Confessional:The confessional ethnography provides a means of directly addressing the inherent subjectivity of ethnographic practice, by giving the ethnographer a voice and by refusing to black-box ethnographic practice. Its not that popular in HCI given ethnographers are already defensive about claims of the subjectivity of their method use to avoid opening their work to further scrutiny.
Impressionistic: Impressionist ethnographic traditions are what are being drawn on in the HCI literature when studies report proactive findings letting the narrative speak for itself.

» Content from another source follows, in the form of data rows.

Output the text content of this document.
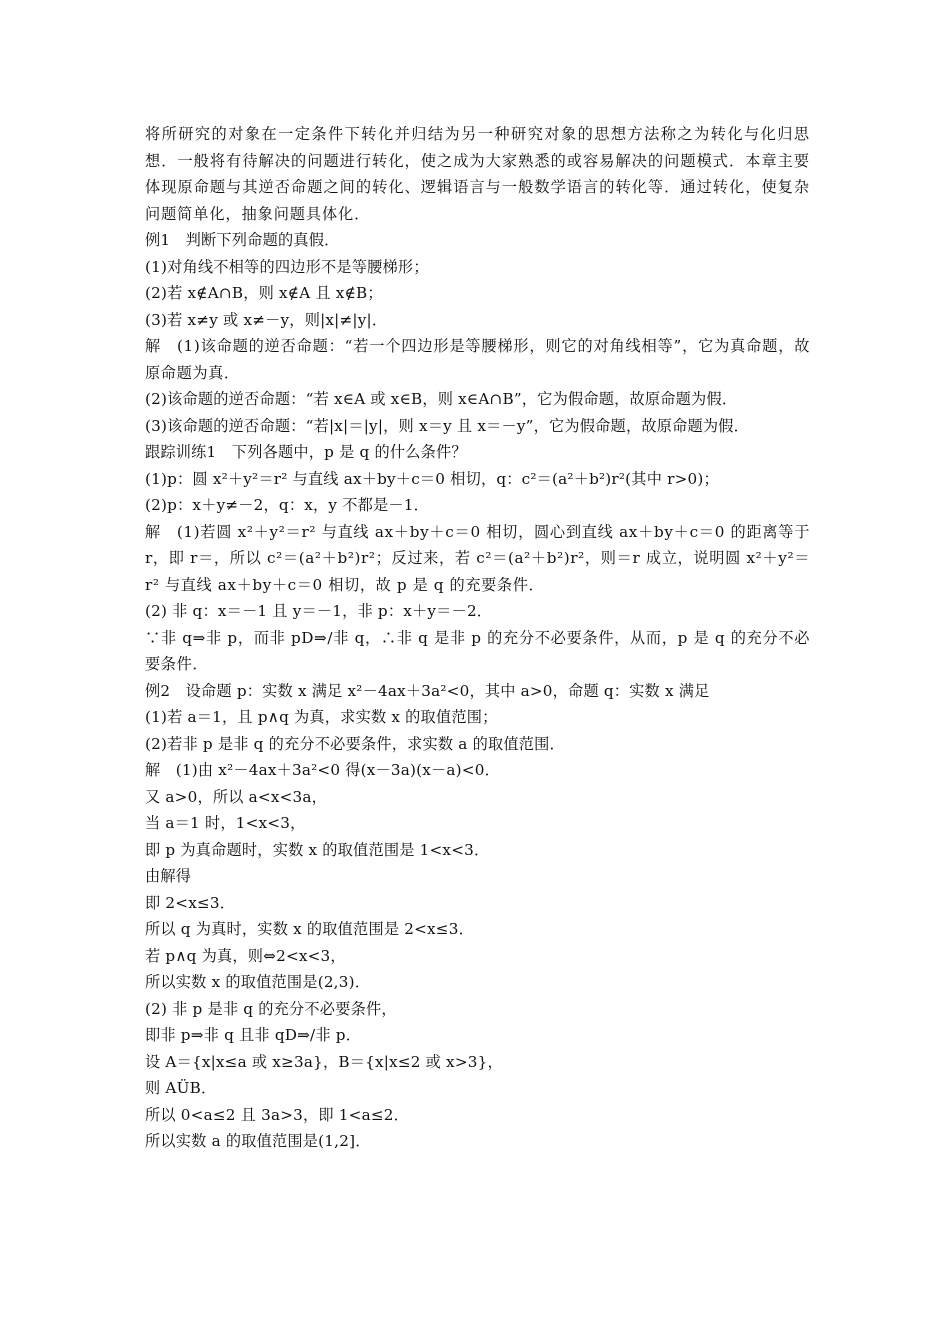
将所研究的对象在一定条件下转化并归结为另一种研究对象的思想方法称之为转化与化归思想．一般将有待解决的问题进行转化，使之成为大家熟悉的或容易解决的问题模式．本章主要体现原命题与其逆否命题之间的转化、逻辑语言与一般数学语言的转化等．通过转化，使复杂问题简单化，抽象问题具体化．

例1　判断下列命题的真假．
(1)对角线不相等的四边形不是等腰梯形；
(2)若 x∉A∩B，则 x∉A 且 x∉B；
(3)若 x≠y 或 x≠－y，则|x|≠|y|．
解　(1)该命题的逆否命题：“若一个四边形是等腰梯形，则它的对角线相等”，它为真命题，故原命题为真．
(2)该命题的逆否命题：“若 x∈A 或 x∈B，则 x∈A∩B”，它为假命题，故原命题为假．
(3)该命题的逆否命题：“若|x|＝|y|，则 x＝y 且 x＝－y”，它为假命题，故原命题为假．
跟踪训练1　下列各题中，p 是 q 的什么条件？
(1)p：圆 x²＋y²＝r² 与直线 ax＋by＋c＝0 相切，q：c²＝(a²＋b²)r²(其中 r>0)；
(2)p：x＋y≠－2，q：x，y 不都是－1．
解　(1)若圆 x²＋y²＝r² 与直线 ax＋by＋c＝0 相切，圆心到直线 ax＋by＋c＝0 的距离等于 r，即 r＝，所以 c²＝(a²＋b²)r²；反过来，若 c²＝(a²＋b²)r²，则＝r 成立，说明圆 x²＋y²＝r² 与直线 ax＋by＋c＝0 相切，故 p 是 q 的充要条件．
(2) 非 q：x＝－1 且 y＝－1，非 p：x＋y＝－2．
∵非 q⇒非 p，而非 pD⇒/非 q，∴非 q 是非 p 的充分不必要条件，从而，p 是 q 的充分不必要条件．
例2　设命题 p：实数 x 满足 x²－4ax＋3a²<0，其中 a>0，命题 q：实数 x 满足
(1)若 a＝1，且 p∧q 为真，求实数 x 的取值范围；
(2)若非 p 是非 q 的充分不必要条件，求实数 a 的取值范围．
解　(1)由 x²－4ax＋3a²<0 得(x－3a)(x－a)<0．
又 a>0，所以 a<x<3a，
当 a＝1 时，1<x<3，
即 p 为真命题时，实数 x 的取值范围是 1<x<3．
由解得
即 2<x≤3．
所以 q 为真时，实数 x 的取值范围是 2<x≤3．
若 p∧q 为真，则⇔2<x<3，
所以实数 x 的取值范围是(2,3)．
(2) 非 p 是非 q 的充分不必要条件，
即非 p⇒非 q 且非 qD⇒/非 p．
设 A＝{x|x≤a 或 x≥3a}，B＝{x|x≤2 或 x>3}，
则 AÜB．
所以 0<a≤2 且 3a>3，即 1<a≤2．
所以实数 a 的取值范围是(1,2]．
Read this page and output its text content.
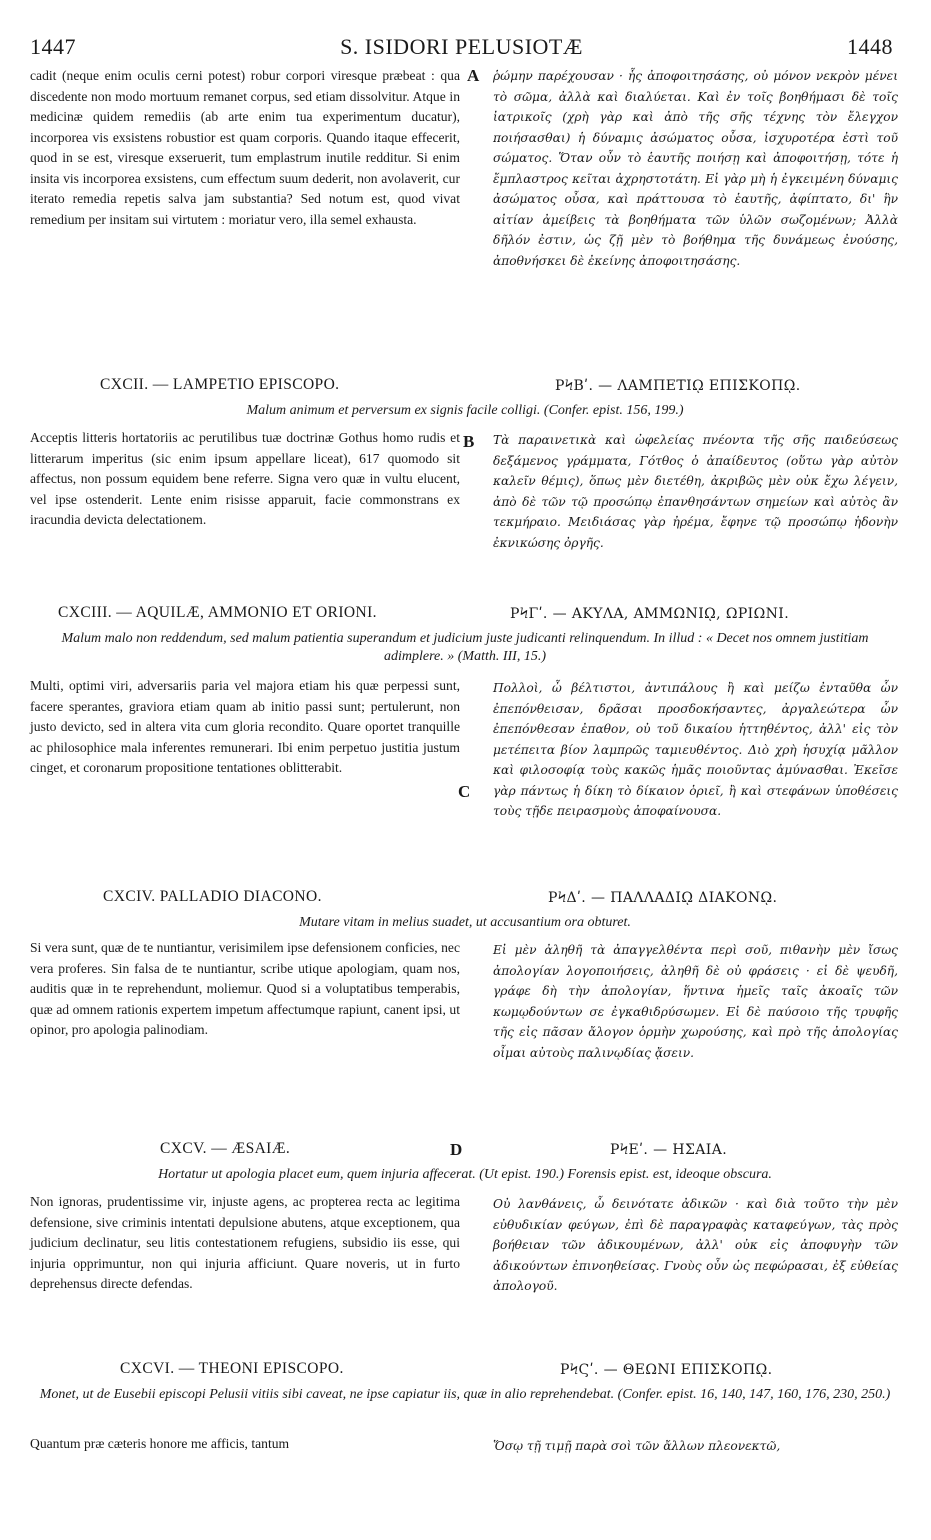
1447	S. ISIDORI PELUSIOTÆ	1448

cadit (neque enim oculis cerni potest) robur corpori viresque præbeat : qua discedente non modo mortuum remanet corpus, sed etiam dissolvitur. Atque in medicinæ quidem remediis (ab arte enim tua experimentum ducatur), incorporea vis exsistens robustior est quam corporis. Quando itaque effecerit, quod in se est, viresque exseruerit, tum emplastrum inutile redditur. Si enim insita vis incorporea exsistens, cum effectum suum dederit, non avolaverit, cur iterato remedia repetis salva jam substantia? Sed notum est, quod vivat remedium per insitam sui virtutem : moriatur vero, illa semel exhausta.

ῥώμην παρέχουσαν · ἧς ἀποφοιτησάσης, οὐ μόνον νεκρὸν μένει τὸ σῶμα, ἀλλὰ καὶ διαλύεται. Καὶ ἐν τοῖς βοηθήμασι δὲ τοῖς ἰατρικοῖς (χρὴ γὰρ καὶ ἀπὸ τῆς σῆς τέχνης τὸν ἔλεγχον ποιήσασθαι) ἡ δύναμις ἀσώματος οὖσα, ἰσχυροτέρα ἐστὶ τοῦ σώματος. Ὅταν οὖν τὸ ἑαυτῆς ποιήσῃ καὶ ἀποφοιτήσῃ, τότε ἡ ἔμπλαστρος κεῖται ἀχρηστοτάτη. Εἰ γὰρ μὴ ἡ ἐγκειμένη δύναμις ἀσώματος οὖσα, καὶ πράττουσα τὸ ἑαυτῆς, ἀφίπτατο, δι' ἣν αἰτίαν ἀμείβεις τὰ βοηθήματα τῶν ὑλῶν σωζομένων; Ἀλλὰ δῆλόν ἐστιν, ὡς ζῇ μὲν τὸ βοήθημα τῆς δυνάμεως ἐνούσης, ἀποθνήσκει δὲ ἐκείνης ἀποφοιτησάσης.

A
CXCII. — LAMPETIO EPISCOPO.	ΡϞΒʹ. — ΛΑΜΠΕΤΙῼ ΕΠΙΣΚΟΠῼ.
Malum animum et perversum ex signis facile colligi. (Confer. epist. 156, 199.)

Acceptis litteris hortatoriis ac perutilibus tuæ doctrinæ Gothus homo rudis et litterarum imperitus (sic enim ipsum appellare liceat), 617 quomodo sit affectus, non possum equidem bene referre. Signa vero quæ in vultu elucent, vel ipse ostenderit. Lente enim risisse apparuit, facie commonstrans ex iracundia devicta delectationem.

Τὰ παραινετικὰ καὶ ὠφελείας πνέοντα τῆς σῆς παιδεύσεως δεξάμενος γράμματα, Γότθος ὁ ἀπαίδευτος (οὕτω γὰρ αὐτὸν καλεῖν θέμις), ὅπως μὲν διετέθη, ἀκριβῶς μὲν οὐκ ἔχω λέγειν, ἀπὸ δὲ τῶν τῷ προσώπῳ ἐπανθησάντων σημείων καὶ αὐτὸς ἂν τεκμήραιο. Μειδιάσας γὰρ ἠρέμα, ἔφηνε τῷ προσώπῳ ἡδονὴν ἐκνικώσης ὀργῆς.

B
CXCIII. — AQUILÆ, AMMONIO ET ORIONI.	ΡϞΓʹ. — ΑΚΥΛΑ, ΑΜΜΩΝΙῼ, ΩΡΙΩΝΙ.
Malum malo non reddendum, sed malum patientia superandum et judicium juste judicanti relinquendum. In illud : « Decet nos omnem justitiam adimplere. » (Matth. III, 15.)

Multi, optimi viri, adversariis paria vel majora etiam his quæ perpessi sunt, facere sperantes, graviora etiam quam ab initio passi sunt; pertulerunt, non justo devicto, sed in altera vita cum gloria recondito. Quare oportet tranquille ac philosophice mala inferentes remunerari. Ibi enim perpetuo justitia justum cinget, et coronarum propositione tentationes oblitterabit.

Πολλοὶ, ὦ βέλτιστοι, ἀντιπάλους ἢ καὶ μείζω ἐνταῦθα ὧν ἐπεπόνθεισαν, δρᾶσαι προσδοκήσαντες, ἀργαλεώτερα ὧν ἐπεπόνθεσαν ἐπαθον, οὐ τοῦ δικαίου ἡττηθέντος, ἀλλ' εἰς τὸν μετέπειτα βίον λαμπρῶς ταμιευθέντος. Διὸ χρὴ ἡσυχίᾳ μᾶλλον καὶ φιλοσοφίᾳ τοὺς κακῶς ἡμᾶς ποιοῦντας ἀμύνασθαι. Ἐκεῖσε γὰρ πάντως ἡ δίκη τὸ δίκαιον ὁριεῖ, ἢ καὶ στεφάνων ὑποθέσεις τοὺς τῇδε πειρασμοὺς ἀποφαίνουσα.

C
CXCIV. PALLADIO DIACONO.	ΡϞΔʹ. — ΠΑΛΛΑΔΙῼ ΔΙΑΚΟΝῼ.
Mutare vitam in melius suadet, ut accusantium ora obturet.

Si vera sunt, quæ de te nuntiantur, verisimilem ipse defensionem conficies, nec vera proferes. Sin falsa de te nuntiantur, scribe utique apologiam, quam nos, auditis quæ in te reprehendunt, moliemur. Quod si a voluptatibus temperabis, quæ ad omnem rationis expertem impetum affectumque rapiunt, canent ipsi, ut opinor, pro apologia palinodiam.

Εἰ μὲν ἀληθῆ τὰ ἀπαγγελθέντα περὶ σοῦ, πιθανὴν μὲν ἴσως ἀπολογίαν λογοποιήσεις, ἀληθῆ δὲ οὐ φράσεις · εἰ δὲ ψευδῆ, γράφε δὴ τὴν ἀπολογίαν, ἥντινα ἡμεῖς ταῖς ἀκοαῖς τῶν κωμῳδούντων σε ἐγκαθιδρύσωμεν. Εἰ δὲ παύσοιο τῆς τρυφῆς τῆς εἰς πᾶσαν ἄλογον ὁρμὴν χωρούσης, καὶ πρὸ τῆς ἀπολογίας οἶμαι αὐτοὺς παλινῳδίας ᾄσειν.

CXCV. — ÆSAIÆ.	D	ΡϞΕʹ. — ΗΣΑΙΑ.
Hortatur ut apologia placet eum, quem injuria affecerat. (Ut epist. 190.) Forensis epist. est, ideoque obscura.

Non ignoras, prudentissime vir, injuste agens, ac propterea recta ac legitima defensione, sive criminis intentati depulsione abutens, atque exceptionem, qua judicium declinatur, seu litis contestationem refugiens, subsidio iis esse, qui injuria opprimuntur, non qui injuria afficiunt. Quare noveris, ut in furto deprehensus directe defendas.

Οὐ λανθάνεις, ὦ δεινότατε ἀδικῶν · καὶ διὰ τοῦτο τὴν μὲν εὐθυδικίαν φεύγων, ἐπὶ δὲ παραγραφὰς καταφεύγων, τὰς πρὸς βοήθειαν τῶν ἀδικουμένων, ἀλλ' οὐκ εἰς ἀποφυγὴν τῶν ἀδικούντων ἐπινοηθείσας. Γνοὺς οὖν ὡς πεφώρασαι, ἐξ εὐθείας ἀπολογοῦ.

CXCVI. — THEONI EPISCOPO.	ΡϞϚʹ. — ΘΕΩΝΙ ΕΠΙΣΚΟΠῼ.
Monet, ut de Eusebii episcopi Pelusii vitiis sibi caveat, ne ipse capiatur iis, quæ in alio reprehendebat. (Confer. epist. 16, 140, 147, 160, 176, 230, 250.)

Quantum præ cæteris honore me afficis, tantum	Ὅσῳ τῇ τιμῇ παρὰ σοὶ τῶν ἄλλων πλεονεκτῶ,
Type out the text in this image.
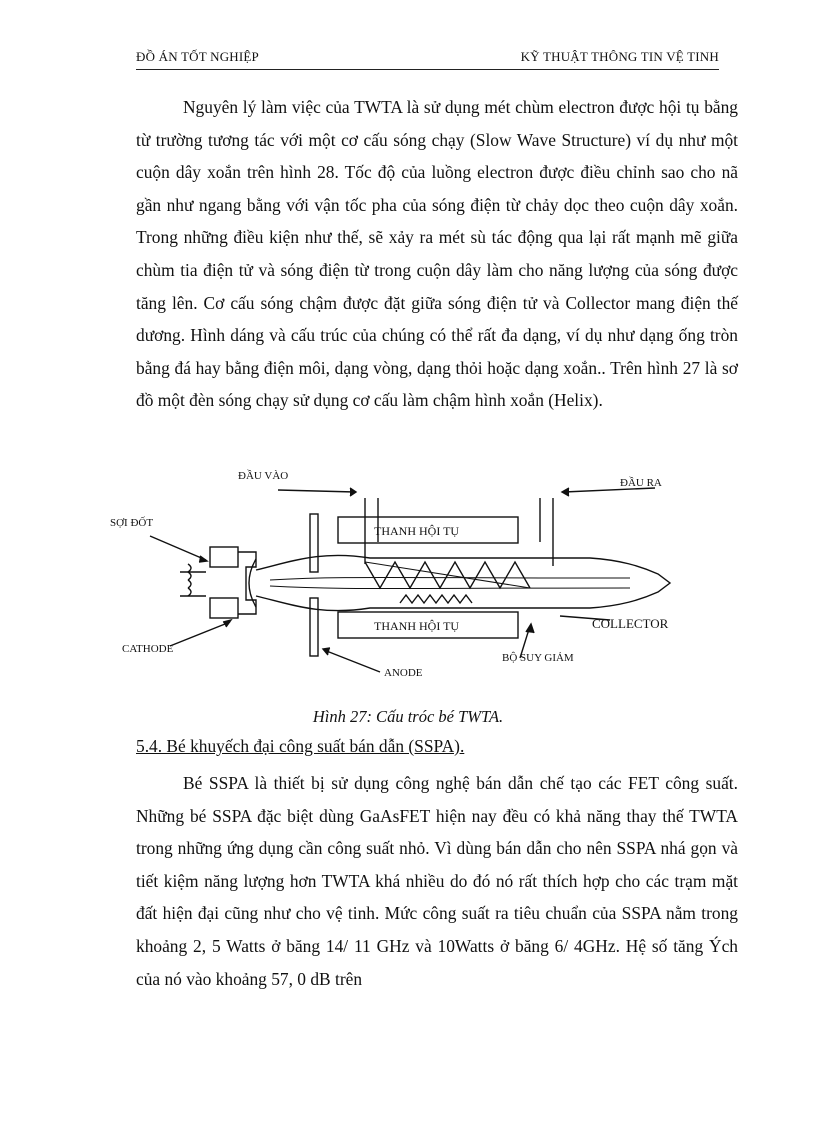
ĐỒ ÁN TỐT NGHIỆP	KỸ THUẬT THÔNG TIN VỆ TINH

Nguyên lý làm việc của TWTA là sử dụng mét chùm electron được hội tụ bằng từ trường tương tác với một cơ cấu sóng chạy (Slow Wave Structure) ví dụ như một cuộn dây xoắn trên hình 28. Tốc độ của luồng electron được điều chỉnh sao cho nã gần như ngang bằng với vận tốc pha của sóng điện từ chảy dọc theo cuộn dây xoắn. Trong những điều kiện như thế, sẽ xảy ra mét sù tác động qua lại rất mạnh mẽ giữa chùm tia điện tử và sóng điện từ trong cuộn dây làm cho năng lượng của sóng được tăng lên. Cơ cấu sóng chậm được đặt giữa sóng điện tử và Collector mang điện thế dương. Hình dáng và cấu trúc của chúng có thể rất đa dạng, ví dụ như dạng ống tròn bằng đá hay bằng điện môi, dạng vòng, dạng thỏi hoặc dạng xoắn.. Trên hình 27 là sơ đồ một đèn sóng chạy sử dụng cơ cấu làm chậm hình xoắn (Helix).

ĐẦU VÀO
ĐẦU RA
SỢI ĐỐT
THANH HỘI TỤ
THANH HỘI TỤ	COLLECTOR
CATHODE
ANODE
BỘ SUY GIẢM
Hình 27: Cấu tróc bé TWTA.
5.4. Bé khuyếch đại công suất bán dẫn (SSPA).

Bé SSPA là thiết bị sử dụng công nghệ bán dẫn chế tạo các FET công suất. Những bé SSPA đặc biệt dùng GaAsFET hiện nay đều có khả năng thay thế TWTA trong những ứng dụng cần công suất nhỏ. Vì dùng bán dẫn cho nên SSPA nhá gọn và tiết kiệm năng lượng hơn TWTA khá nhiều do đó nó rất thích hợp cho các trạm mặt đất hiện đại cũng như cho vệ tinh. Mức công suất ra tiêu chuẩn của SSPA nằm trong khoảng 2, 5 Watts ở băng 14/ 11 GHz và 10Watts ở băng 6/ 4GHz. Hệ số tăng Ých của nó vào khoảng 57, 0 dB trên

Discussing Rapport: It ensures mutual understanding and trust which will in turn facilitate the ethnographic encounter. Rapport facilitates access, not only physically reaching participants, but also getting them to open up and share their stories.
Participant Observation: The anthropologist learns through firsthand experience, the rules of interaction and acceptable behavior. Hypotheses then are tested not through external validation, but rather through embodied experiences.In HCI people are discussed as the objects of study, rather than embodied experiences in the context of personal relationships.

Results

The three different forms of ethnography;formative, summative, and iteratively evaluative negotiate the socio-technical gap differently, by aiming to close it, understand it, or perhaps a little of both. These forms of ethnography offer exciting possibilities for how to explore the “messy bits” of the socio-technical gap, and relate it to design, if we can embrace the challenge of integrating the writing forms into discussion of design process.

Discussion

The paper has a lot to offer for people who deal with human subjects in their research. I think it is wonderful paper to read for the beginners who want to have more insight into ethnography principles and practices. There are cases and context as well which the experienced researchers want to use to make ethnography more integrated into HCI. It was source of lot of information which I was not aware of before while I was doing my ethnography as well when I was doing my research and user testing.